Documentation + Prompt Libraries

Teams often get the best outcome by pairing AI tools with strong internal prompt templates, coding standards, reusable architecture decision records, and sample implementation patterns for common Salesforce scenarios.

4) Recommended tool selection by use case

Use Case Best Tool Reason
Writing architecture notes or solution options Claude Best fit for structured thinking, tradeoffs, and long-form explanation.
Generating Apex/LWC across several files Codex Better aligned with coding-agent workflows and repository-aware development tasks.
Building AI agents inside Salesforce Agentforce Native Salesforce platform capability for agent creation, testing, and orchestration.
General IDE coding help across mixed stacks Gemini Code Assist Useful when Salesforce work is only one part of a broader engineering workflow.
Documentation, KT material, release summaries Claude or Gemini Both are strong at readable explanations and document creation.
Refactoring old code and improving tests Codex + Claude Codex for implementation, Claude for critique and cleanup suggestions.

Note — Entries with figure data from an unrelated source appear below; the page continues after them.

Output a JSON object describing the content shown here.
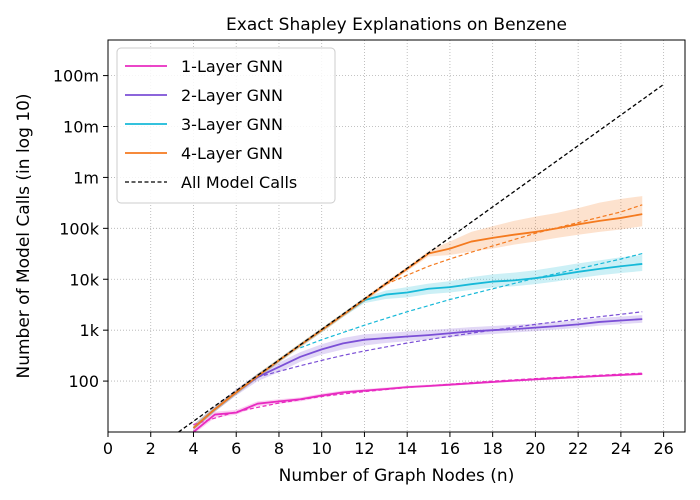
{
  "chart_data": {
    "type": "line",
    "title": "Exact Shapley Explanations on Benzene",
    "xlabel": "Number of Graph Nodes (n)",
    "ylabel": "Number of Model Calls (in log 10)",
    "xlim": [
      0,
      27
    ],
    "ylim": [
      10,
      500000000
    ],
    "yscale": "log",
    "grid": true,
    "legend_position": "top-left",
    "x_ticks": [
      0,
      2,
      4,
      6,
      8,
      10,
      12,
      14,
      16,
      18,
      20,
      22,
      24,
      26
    ],
    "y_ticks": [
      {
        "value": 100,
        "label": "100"
      },
      {
        "value": 1000,
        "label": "1k"
      },
      {
        "value": 10000,
        "label": "10k"
      },
      {
        "value": 100000,
        "label": "100k"
      },
      {
        "value": 1000000,
        "label": "1m"
      },
      {
        "value": 10000000,
        "label": "10m"
      },
      {
        "value": 100000000,
        "label": "100m"
      }
    ],
    "x": [
      4,
      5,
      6,
      7,
      8,
      9,
      10,
      11,
      12,
      13,
      14,
      15,
      16,
      17,
      18,
      19,
      20,
      21,
      22,
      23,
      24,
      25
    ],
    "series": [
      {
        "name": "1-Layer GNN",
        "color": "#e82bc1",
        "values": [
          10,
          22,
          24,
          36,
          40,
          44,
          52,
          60,
          65,
          70,
          76,
          80,
          85,
          90,
          96,
          102,
          108,
          114,
          120,
          126,
          132,
          138
        ],
        "lower": [
          9,
          19,
          22,
          32,
          36,
          40,
          48,
          56,
          61,
          66,
          72,
          76,
          81,
          86,
          92,
          97,
          103,
          109,
          114,
          120,
          126,
          131
        ],
        "upper": [
          12,
          25,
          27,
          40,
          44,
          48,
          57,
          65,
          70,
          75,
          81,
          85,
          90,
          95,
          101,
          107,
          114,
          120,
          126,
          132,
          138,
          145
        ],
        "fit": [
          {
            "x": 4,
            "y": 14
          },
          {
            "x": 6,
            "y": 25
          },
          {
            "x": 8,
            "y": 37
          },
          {
            "x": 10,
            "y": 50
          },
          {
            "x": 12,
            "y": 62
          },
          {
            "x": 14,
            "y": 75
          },
          {
            "x": 16,
            "y": 87
          },
          {
            "x": 18,
            "y": 100
          },
          {
            "x": 20,
            "y": 112
          },
          {
            "x": 22,
            "y": 124
          },
          {
            "x": 24,
            "y": 137
          },
          {
            "x": 25,
            "y": 143
          }
        ]
      },
      {
        "name": "2-Layer GNN",
        "color": "#7b4fd6",
        "values": [
          12,
          28,
          60,
          120,
          190,
          300,
          420,
          550,
          650,
          700,
          750,
          800,
          870,
          950,
          1000,
          1050,
          1120,
          1200,
          1300,
          1450,
          1550,
          1650
        ],
        "lower": [
          11,
          25,
          52,
          100,
          150,
          240,
          330,
          420,
          500,
          560,
          610,
          660,
          720,
          790,
          840,
          900,
          960,
          1030,
          1110,
          1230,
          1310,
          1400
        ],
        "upper": [
          14,
          32,
          70,
          140,
          230,
          370,
          530,
          700,
          830,
          880,
          940,
          1000,
          1070,
          1150,
          1210,
          1270,
          1350,
          1450,
          1570,
          1730,
          1850,
          1980
        ],
        "fit": [
          {
            "x": 7,
            "y": 120
          },
          {
            "x": 8,
            "y": 155
          },
          {
            "x": 9,
            "y": 200
          },
          {
            "x": 10,
            "y": 255
          },
          {
            "x": 11,
            "y": 320
          },
          {
            "x": 12,
            "y": 390
          },
          {
            "x": 14,
            "y": 560
          },
          {
            "x": 16,
            "y": 760
          },
          {
            "x": 18,
            "y": 1000
          },
          {
            "x": 20,
            "y": 1300
          },
          {
            "x": 22,
            "y": 1650
          },
          {
            "x": 24,
            "y": 2050
          },
          {
            "x": 25,
            "y": 2300
          }
        ]
      },
      {
        "name": "3-Layer GNN",
        "color": "#17b9d8",
        "values": [
          12,
          28,
          60,
          125,
          255,
          510,
          1000,
          2000,
          3900,
          5000,
          5500,
          6500,
          7000,
          8000,
          9000,
          9500,
          10500,
          12000,
          14000,
          16000,
          18000,
          20000
        ],
        "lower": [
          11,
          25,
          54,
          112,
          230,
          460,
          900,
          1800,
          3400,
          4100,
          4400,
          5100,
          5500,
          6200,
          6900,
          7300,
          8000,
          9100,
          10500,
          12000,
          13300,
          14500
        ],
        "upper": [
          14,
          31,
          67,
          140,
          280,
          560,
          1100,
          2200,
          4400,
          6000,
          7000,
          8200,
          9200,
          11000,
          12500,
          13500,
          15000,
          17500,
          20500,
          23500,
          27000,
          30000
        ],
        "fit": [
          {
            "x": 9,
            "y": 450
          },
          {
            "x": 10,
            "y": 650
          },
          {
            "x": 11,
            "y": 900
          },
          {
            "x": 12,
            "y": 1250
          },
          {
            "x": 13,
            "y": 1700
          },
          {
            "x": 14,
            "y": 2300
          },
          {
            "x": 16,
            "y": 4000
          },
          {
            "x": 18,
            "y": 6500
          },
          {
            "x": 20,
            "y": 10500
          },
          {
            "x": 22,
            "y": 16000
          },
          {
            "x": 24,
            "y": 25000
          },
          {
            "x": 25,
            "y": 32000
          }
        ]
      },
      {
        "name": "4-Layer GNN",
        "color": "#f47a1f",
        "values": [
          12,
          28,
          60,
          125,
          255,
          510,
          1000,
          2000,
          4000,
          8100,
          16000,
          32000,
          40000,
          55000,
          65000,
          75000,
          85000,
          100000,
          120000,
          140000,
          160000,
          190000
        ],
        "lower": [
          11,
          25,
          54,
          112,
          230,
          460,
          900,
          1800,
          3600,
          7300,
          14500,
          28000,
          30000,
          35000,
          40000,
          48000,
          55000,
          65000,
          75000,
          85000,
          95000,
          110000
        ],
        "upper": [
          14,
          31,
          67,
          140,
          280,
          560,
          1100,
          2200,
          4400,
          9000,
          17500,
          36000,
          55000,
          85000,
          110000,
          140000,
          170000,
          200000,
          250000,
          320000,
          380000,
          430000
        ],
        "fit": [
          {
            "x": 13,
            "y": 8000
          },
          {
            "x": 14,
            "y": 12000
          },
          {
            "x": 15,
            "y": 18000
          },
          {
            "x": 16,
            "y": 25000
          },
          {
            "x": 17,
            "y": 34000
          },
          {
            "x": 18,
            "y": 45000
          },
          {
            "x": 20,
            "y": 80000
          },
          {
            "x": 22,
            "y": 130000
          },
          {
            "x": 24,
            "y": 210000
          },
          {
            "x": 25,
            "y": 290000
          }
        ]
      },
      {
        "name": "All Model Calls",
        "color": "#000000",
        "dashed": true,
        "line": [
          {
            "x": 3.3,
            "y": 10
          },
          {
            "x": 26,
            "y": 67108864
          }
        ]
      }
    ]
  }
}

5) Practical recommendation for Salesforce teams

For most Salesforce implementation teams, the strongest combination is: Claude + Codex + Agentforce.

6) Final conclusion

No single AI tool is best at everything in Salesforce development. The right choice depends on whether you need reasoning, coding execution, Salesforce-native AI agent building, or general IDE productivity. In practice:

For enterprise Salesforce implementations, AI should be treated as a developer accelerator, not as an automatic source of truth. Human review, org validation, security checks, testing, and deployment governance remain mandatory.